The man turns around furiously and says "WHAT THE HELL ARE YOU DOING".
In a confused look, Joe says: you looked a bit tense and since I'm a masseuse, I thought I'd try to help you out.
The man looks at him and says: Yea? I'm a lawyer, you don't see me fucking the guy in front of me!
A man runs into a bank, pulls out a gun and robs the teller. He then turns the gun on the on the first man standing in the tellers line and asks, "Did you see me rob this bank?"
The man stammered, "Yes."
Bang! The robber shoots him.
He then turns the gun on the married couple next in line, points the gun at the husband and demands, "Did you see me rob this bank?" The husband quickly responds, "No....but my wife did!"
His visit to the eye doctor.
A man was scheduled to go to an eye exam, so he walks in and gets it done. When the doctor walks into the office, he has a concerned look on his face. “What’s wrong?” the patient asks. “Well, your test results don’t look too good” said the doctor. The patient replied, “well can I see them?” The doctor answered, “probably not.”
I told my girlfriend we can either have sex, or go see Star Wars.
She said "I'm on my period and Star Wars is sold out," but she pulled some strings and got me in.
A group of blondes walk into a bar,
all of them chanting "Twenty-four days! Twenty-four days!" They got a table and continued to yell "Twenty-four days! Twenty-four days!" They started hooting and high-fiving each other as well. Intrigued, the bartender walks over to the table and sees a finished child's puzzle with Sesame Street's Elmo on it. "What are we celebrating?" asks the bartender.

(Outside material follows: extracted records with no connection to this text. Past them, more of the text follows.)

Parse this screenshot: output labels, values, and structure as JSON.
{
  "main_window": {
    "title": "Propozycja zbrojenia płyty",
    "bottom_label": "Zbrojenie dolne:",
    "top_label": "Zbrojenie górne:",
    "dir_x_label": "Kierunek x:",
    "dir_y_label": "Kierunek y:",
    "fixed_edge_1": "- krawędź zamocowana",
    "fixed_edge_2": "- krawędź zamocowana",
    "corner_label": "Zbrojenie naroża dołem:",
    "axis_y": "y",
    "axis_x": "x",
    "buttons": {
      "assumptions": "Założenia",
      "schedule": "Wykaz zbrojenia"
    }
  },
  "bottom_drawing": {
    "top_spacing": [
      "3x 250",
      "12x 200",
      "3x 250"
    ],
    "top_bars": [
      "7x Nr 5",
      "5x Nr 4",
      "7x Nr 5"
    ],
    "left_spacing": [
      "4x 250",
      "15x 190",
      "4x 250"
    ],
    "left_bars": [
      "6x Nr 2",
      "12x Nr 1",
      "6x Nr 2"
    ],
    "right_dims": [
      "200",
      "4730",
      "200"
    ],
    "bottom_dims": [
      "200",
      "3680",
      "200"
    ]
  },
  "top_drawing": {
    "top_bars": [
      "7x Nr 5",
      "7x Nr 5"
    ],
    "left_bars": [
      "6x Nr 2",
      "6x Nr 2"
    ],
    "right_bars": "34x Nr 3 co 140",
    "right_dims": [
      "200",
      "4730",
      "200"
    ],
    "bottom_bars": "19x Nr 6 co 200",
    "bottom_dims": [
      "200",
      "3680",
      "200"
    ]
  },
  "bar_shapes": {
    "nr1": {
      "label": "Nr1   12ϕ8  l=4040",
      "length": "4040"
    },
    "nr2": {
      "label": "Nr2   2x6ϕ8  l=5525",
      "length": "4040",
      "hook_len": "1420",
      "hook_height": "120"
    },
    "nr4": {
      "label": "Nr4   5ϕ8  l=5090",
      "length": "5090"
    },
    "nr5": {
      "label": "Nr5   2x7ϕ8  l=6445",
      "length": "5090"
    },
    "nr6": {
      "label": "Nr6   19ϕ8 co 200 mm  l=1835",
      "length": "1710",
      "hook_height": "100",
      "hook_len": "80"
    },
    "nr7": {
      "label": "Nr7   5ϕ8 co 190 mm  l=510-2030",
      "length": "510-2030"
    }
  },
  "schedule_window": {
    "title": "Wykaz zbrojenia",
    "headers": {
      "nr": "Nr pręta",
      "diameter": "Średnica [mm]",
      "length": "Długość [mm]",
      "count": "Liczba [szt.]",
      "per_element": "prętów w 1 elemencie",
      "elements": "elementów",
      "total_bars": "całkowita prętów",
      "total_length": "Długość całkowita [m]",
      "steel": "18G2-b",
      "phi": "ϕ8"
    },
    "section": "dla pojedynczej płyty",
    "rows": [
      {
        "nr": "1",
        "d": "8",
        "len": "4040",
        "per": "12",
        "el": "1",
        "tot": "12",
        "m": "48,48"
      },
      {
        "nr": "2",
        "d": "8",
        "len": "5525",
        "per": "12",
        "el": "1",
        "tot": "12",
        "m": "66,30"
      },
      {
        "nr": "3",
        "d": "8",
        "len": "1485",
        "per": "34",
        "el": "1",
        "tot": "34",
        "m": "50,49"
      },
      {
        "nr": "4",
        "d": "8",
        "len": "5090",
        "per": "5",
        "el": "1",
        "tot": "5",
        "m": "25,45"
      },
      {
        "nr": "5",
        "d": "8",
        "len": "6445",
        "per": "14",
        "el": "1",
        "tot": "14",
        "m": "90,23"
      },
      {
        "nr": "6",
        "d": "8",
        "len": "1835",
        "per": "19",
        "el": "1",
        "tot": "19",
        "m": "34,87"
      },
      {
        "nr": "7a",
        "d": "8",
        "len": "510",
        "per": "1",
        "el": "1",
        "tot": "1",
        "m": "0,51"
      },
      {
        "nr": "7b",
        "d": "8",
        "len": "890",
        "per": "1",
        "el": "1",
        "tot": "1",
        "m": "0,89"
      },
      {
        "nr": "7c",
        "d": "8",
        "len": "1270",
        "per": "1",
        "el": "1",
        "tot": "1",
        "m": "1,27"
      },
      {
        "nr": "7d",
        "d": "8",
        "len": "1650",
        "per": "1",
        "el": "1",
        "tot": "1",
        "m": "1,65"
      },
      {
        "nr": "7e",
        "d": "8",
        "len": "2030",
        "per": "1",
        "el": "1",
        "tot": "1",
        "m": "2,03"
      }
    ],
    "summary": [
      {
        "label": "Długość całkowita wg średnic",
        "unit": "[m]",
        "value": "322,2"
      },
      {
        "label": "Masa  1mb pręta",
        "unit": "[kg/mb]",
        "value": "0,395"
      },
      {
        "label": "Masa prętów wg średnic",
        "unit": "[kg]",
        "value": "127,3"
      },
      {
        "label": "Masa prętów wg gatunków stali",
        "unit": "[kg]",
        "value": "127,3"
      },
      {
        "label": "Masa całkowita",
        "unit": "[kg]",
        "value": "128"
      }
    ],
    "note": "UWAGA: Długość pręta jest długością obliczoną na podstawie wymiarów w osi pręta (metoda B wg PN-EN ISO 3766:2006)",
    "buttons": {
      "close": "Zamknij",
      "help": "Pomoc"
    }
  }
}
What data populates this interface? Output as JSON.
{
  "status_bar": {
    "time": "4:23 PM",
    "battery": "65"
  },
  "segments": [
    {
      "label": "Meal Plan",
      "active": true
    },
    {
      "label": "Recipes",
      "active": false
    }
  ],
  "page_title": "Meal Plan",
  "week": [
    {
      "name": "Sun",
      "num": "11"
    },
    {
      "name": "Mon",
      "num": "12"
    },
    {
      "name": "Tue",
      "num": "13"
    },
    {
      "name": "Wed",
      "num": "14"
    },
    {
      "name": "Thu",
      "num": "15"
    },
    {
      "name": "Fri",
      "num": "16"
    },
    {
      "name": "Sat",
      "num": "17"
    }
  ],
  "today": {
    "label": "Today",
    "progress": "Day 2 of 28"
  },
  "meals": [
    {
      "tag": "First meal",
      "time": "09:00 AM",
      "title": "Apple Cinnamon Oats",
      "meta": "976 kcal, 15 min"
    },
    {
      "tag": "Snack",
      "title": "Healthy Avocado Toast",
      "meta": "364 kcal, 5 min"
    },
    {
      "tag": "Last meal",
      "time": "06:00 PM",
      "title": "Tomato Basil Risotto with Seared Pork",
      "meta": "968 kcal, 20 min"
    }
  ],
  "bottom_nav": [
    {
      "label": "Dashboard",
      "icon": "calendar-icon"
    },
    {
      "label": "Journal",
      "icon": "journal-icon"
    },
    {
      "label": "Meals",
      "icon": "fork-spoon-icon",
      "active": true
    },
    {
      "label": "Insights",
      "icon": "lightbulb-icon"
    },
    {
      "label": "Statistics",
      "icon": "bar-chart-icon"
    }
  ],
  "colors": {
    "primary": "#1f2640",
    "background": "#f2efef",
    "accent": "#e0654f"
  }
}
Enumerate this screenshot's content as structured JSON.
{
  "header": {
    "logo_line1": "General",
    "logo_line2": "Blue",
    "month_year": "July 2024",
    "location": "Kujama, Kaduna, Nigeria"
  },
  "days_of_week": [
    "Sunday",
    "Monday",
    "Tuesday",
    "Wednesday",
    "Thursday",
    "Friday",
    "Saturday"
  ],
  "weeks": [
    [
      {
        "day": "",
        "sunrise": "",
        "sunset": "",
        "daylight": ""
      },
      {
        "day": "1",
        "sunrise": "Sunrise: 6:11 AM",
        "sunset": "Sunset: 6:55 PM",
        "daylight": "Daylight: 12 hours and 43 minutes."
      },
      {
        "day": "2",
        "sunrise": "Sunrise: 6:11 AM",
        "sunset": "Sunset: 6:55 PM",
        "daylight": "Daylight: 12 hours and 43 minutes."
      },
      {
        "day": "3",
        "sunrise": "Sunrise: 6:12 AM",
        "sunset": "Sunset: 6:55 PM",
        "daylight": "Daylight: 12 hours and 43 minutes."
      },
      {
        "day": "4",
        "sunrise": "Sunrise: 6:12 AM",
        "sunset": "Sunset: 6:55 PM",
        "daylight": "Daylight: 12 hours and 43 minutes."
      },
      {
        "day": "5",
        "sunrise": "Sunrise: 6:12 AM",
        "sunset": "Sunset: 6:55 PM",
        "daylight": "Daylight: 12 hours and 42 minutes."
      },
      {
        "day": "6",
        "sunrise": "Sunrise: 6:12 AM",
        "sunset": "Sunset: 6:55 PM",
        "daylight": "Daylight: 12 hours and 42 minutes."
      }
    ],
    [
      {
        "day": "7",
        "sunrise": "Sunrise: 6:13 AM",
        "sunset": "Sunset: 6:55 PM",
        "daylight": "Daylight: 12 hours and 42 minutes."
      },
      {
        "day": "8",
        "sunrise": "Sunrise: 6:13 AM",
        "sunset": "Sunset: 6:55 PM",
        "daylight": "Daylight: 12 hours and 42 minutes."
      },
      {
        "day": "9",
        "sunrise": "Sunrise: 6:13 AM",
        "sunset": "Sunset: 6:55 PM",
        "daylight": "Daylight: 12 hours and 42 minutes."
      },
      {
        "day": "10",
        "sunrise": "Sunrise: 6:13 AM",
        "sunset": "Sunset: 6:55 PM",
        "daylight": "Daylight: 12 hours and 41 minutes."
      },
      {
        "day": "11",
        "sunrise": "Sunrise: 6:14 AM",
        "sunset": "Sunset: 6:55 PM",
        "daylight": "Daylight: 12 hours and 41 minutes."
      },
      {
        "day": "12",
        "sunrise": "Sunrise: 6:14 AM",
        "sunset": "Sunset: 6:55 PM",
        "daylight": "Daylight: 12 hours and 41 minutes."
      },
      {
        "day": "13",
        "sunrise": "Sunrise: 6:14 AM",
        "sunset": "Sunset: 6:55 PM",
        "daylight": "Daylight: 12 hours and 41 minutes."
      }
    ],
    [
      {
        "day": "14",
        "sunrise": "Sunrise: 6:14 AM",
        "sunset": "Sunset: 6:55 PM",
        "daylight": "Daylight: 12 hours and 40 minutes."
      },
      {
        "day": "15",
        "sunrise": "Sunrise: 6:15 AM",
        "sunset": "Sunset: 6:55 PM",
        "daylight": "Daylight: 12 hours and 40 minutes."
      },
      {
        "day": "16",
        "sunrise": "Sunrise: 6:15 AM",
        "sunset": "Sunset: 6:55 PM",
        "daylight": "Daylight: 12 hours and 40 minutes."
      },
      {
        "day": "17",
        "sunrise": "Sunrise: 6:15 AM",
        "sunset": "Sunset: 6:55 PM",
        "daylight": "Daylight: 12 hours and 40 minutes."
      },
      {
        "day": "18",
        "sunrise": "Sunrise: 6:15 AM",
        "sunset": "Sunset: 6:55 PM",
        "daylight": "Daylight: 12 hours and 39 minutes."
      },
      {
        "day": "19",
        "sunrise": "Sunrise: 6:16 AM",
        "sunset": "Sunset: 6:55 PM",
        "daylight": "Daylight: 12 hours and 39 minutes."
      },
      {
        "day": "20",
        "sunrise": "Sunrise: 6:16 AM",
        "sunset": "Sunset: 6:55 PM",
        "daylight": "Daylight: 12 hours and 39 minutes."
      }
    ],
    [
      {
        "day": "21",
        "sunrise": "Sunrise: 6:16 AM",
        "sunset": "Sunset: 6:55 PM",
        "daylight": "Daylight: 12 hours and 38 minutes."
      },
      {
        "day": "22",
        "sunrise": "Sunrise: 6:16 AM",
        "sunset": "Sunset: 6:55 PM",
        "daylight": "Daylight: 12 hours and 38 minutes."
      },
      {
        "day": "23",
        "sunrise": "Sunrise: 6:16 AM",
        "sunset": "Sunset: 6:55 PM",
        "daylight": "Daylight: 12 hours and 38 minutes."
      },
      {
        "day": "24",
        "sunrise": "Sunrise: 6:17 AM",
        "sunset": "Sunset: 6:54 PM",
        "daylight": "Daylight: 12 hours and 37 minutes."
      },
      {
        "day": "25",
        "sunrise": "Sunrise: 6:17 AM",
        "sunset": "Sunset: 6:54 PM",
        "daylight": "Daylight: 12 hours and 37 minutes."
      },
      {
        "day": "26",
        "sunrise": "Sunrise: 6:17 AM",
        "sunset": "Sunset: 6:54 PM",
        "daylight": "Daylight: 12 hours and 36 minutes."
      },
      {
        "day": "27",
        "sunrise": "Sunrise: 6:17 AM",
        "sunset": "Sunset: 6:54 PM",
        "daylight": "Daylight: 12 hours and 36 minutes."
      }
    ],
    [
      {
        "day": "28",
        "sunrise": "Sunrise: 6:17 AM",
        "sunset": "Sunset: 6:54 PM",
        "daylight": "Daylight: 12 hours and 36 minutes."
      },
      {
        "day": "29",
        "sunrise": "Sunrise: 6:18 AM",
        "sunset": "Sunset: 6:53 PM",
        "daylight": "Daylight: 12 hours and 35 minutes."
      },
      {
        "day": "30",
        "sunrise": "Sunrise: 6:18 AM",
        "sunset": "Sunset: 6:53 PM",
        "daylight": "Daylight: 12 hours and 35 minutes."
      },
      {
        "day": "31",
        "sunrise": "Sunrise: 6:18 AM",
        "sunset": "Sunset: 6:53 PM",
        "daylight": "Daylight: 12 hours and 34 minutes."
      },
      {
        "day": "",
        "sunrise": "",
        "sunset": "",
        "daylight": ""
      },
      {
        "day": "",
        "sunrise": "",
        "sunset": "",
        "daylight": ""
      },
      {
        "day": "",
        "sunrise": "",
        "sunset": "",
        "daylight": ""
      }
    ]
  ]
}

"We finished this puzzle in twenty-four days," said one of the blondes,"but the box label said '3 to 5 years'!"
A guy falls in love with a very traditional and conservative girl...
...that means no sex before marriage. But he does not care, he loves her. After a year of dating he decides its time to propose to her. So he heads to her father's house to ask for his blessing.
‟Hello, sir, I am here to ask for your daughter's hand”
A bit skeptical and looking to see if he really does love her, the father asks ‟And why is that?”
The guy lets out a long drawn out sigh... ‟Well, its just that mine have gotten tired.”
Going into my son's room is the same as going to Ikea
You go in just to see what's new and come out with 10 plates 3 cups and a pair of socks.
I think my wife is starting to get depressed with all this rain we’re getting. Everyday, I see her at the window with a sad look on her face.
If it gets any worse I might have to let her back inside.